Internships within a company are a great way to get your foot in the door and potentially work towards a career in that sector . However, it is crucial to be informed; often internships can be unpaid with no offer of paid jobs at the end.  Read our following advice.

The differences between paid and unpaid internships


  • These should be for no longer than four weeks.
  • Expect the employer to provide training, dedicated supervision, flexible hours and to cover travel expenses.
  • This is an opportunity to gain experience and choose the duties you are happy to undertake.
  •  You should not feel pressured to undertake any duties you feel unhappy about.


  • If you are asked to commit to a placement of more than four weeks, or find that the employer requires you to work specified hours or requires you to undertake specific duties, you can expect the employer to pay at least the national minimum wage of £6.08 per hour for workers over 21 and £4.98 for 18 to 20-year-olds.


  • Be clear as  to what you expect from an internship. Don't just complete an internship to add it to your CV.
  • Don't be afraid to question a company.
  • Be aware of the number of days off you can have, from the start of your placement.
  • Be aware of being unfairly used. It had been thought that under the National Minimum Wage Act 1998 interns were exempt from payment as they were classed as volunteers. However, recent employment tribunals have ruled that if someone qualifies as a worker then they should legally be paid the national minimum wage.

Are you unfairly exempt from payment but think you qualify as a worker?

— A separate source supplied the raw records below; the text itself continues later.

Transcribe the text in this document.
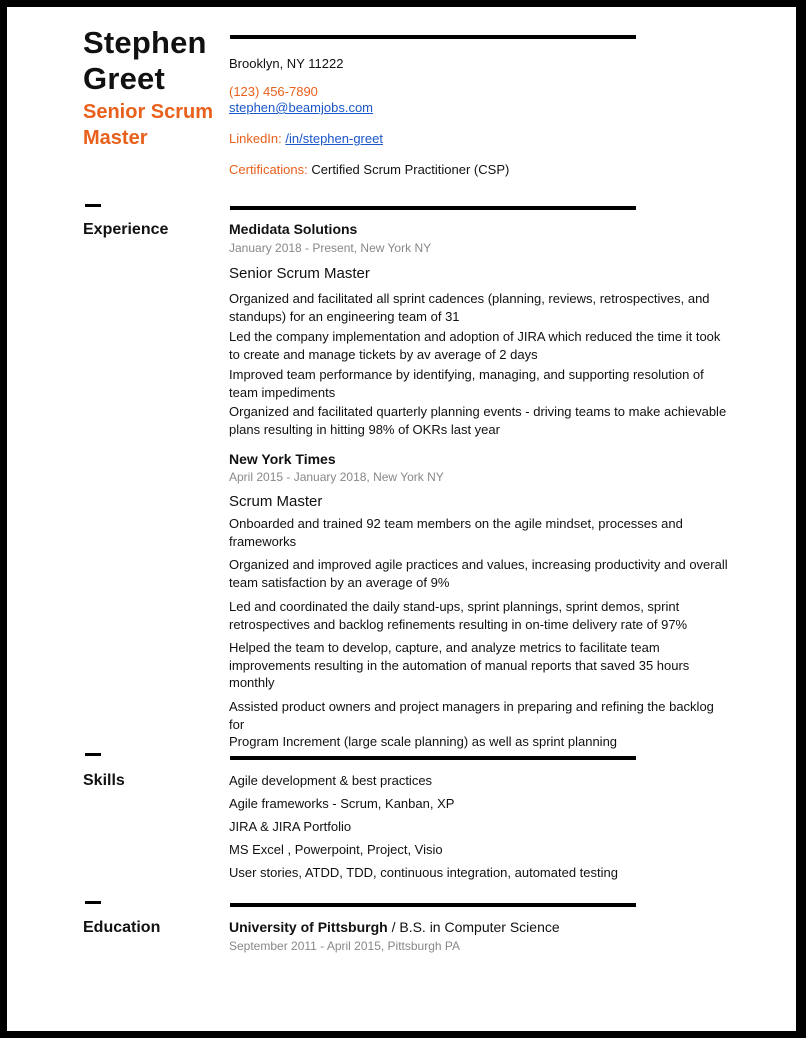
Stephen
Greet
Senior Scrum
Master
Brooklyn, NY 11222
(123) 456-7890
stephen@beamjobs.com
LinkedIn: /in/stephen-greet
Certifications: Certified Scrum Practitioner (CSP)
Experience	Medidata Solutions
January 2018 - Present, New York NY
Senior Scrum Master
Organized and facilitated all sprint cadences (planning, reviews, retrospectives, and
standups) for an engineering team of 31
Led the company implementation and adoption of JIRA which reduced the time it took
to create and manage tickets by av average of 2 days
Improved team performance by identifying, managing, and supporting resolution of
team impediments
Organized and facilitated quarterly planning events - driving teams to make achievable
plans resulting in hitting 98% of OKRs last year
New York Times
April 2015 - January 2018, New York NY
Scrum Master
Onboarded and trained 92 team members on the agile mindset, processes and
frameworks
Organized and improved agile practices and values, increasing productivity and overall
team satisfaction by an average of 9%
Led and coordinated the daily stand-ups, sprint plannings, sprint demos, sprint
retrospectives and backlog refinements resulting in on-time delivery rate of 97%
Helped the team to develop, capture, and analyze metrics to facilitate team
improvements resulting in the automation of manual reports that saved 35 hours
monthly
Assisted product owners and project managers in preparing and refining the backlog for
Program Increment (large scale planning) as well as sprint planning
Skills	Agile development & best practices
Agile frameworks - Scrum, Kanban, XP
JIRA & JIRA Portfolio
MS Excel , Powerpoint, Project, Visio
User stories, ATDD, TDD, continuous integration, automated testing
Education	University of Pittsburgh / B.S. in Computer Science
September 2011 - April 2015, Pittsburgh PA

An intern can be a worker if the arrangements go beyond simple work shadowing and encompass actual personal work for someone else. It is this test of whether the arrangements amount to "real work" that is of value to the employer that will determine the situation. This is regardless of whatever the internship is called, and whether there is a specific written contract of employment in place. Workers are not able to "waive" their wages, even if they respond to adverts on an expenses only basis. The statutory right to be paid a minimum wage (which is £6.08 from 1st October 2011) and receive holiday pay would override this.

There are some exceptions to the right to be paid. If you "volunteer", then you do not have to perform work or provide services and therefore you are not covered by the National Minimum Wage Act 1998 regardless of what industry you are in. If you are a "voluntary worker" specifically working for charity, voluntary organisation or fund raising body, then you can work without profit for such good causes. This is recognised in the National Minimum Wage Act. Also, if you are a student on work experience, an employer is not obliged to pay you.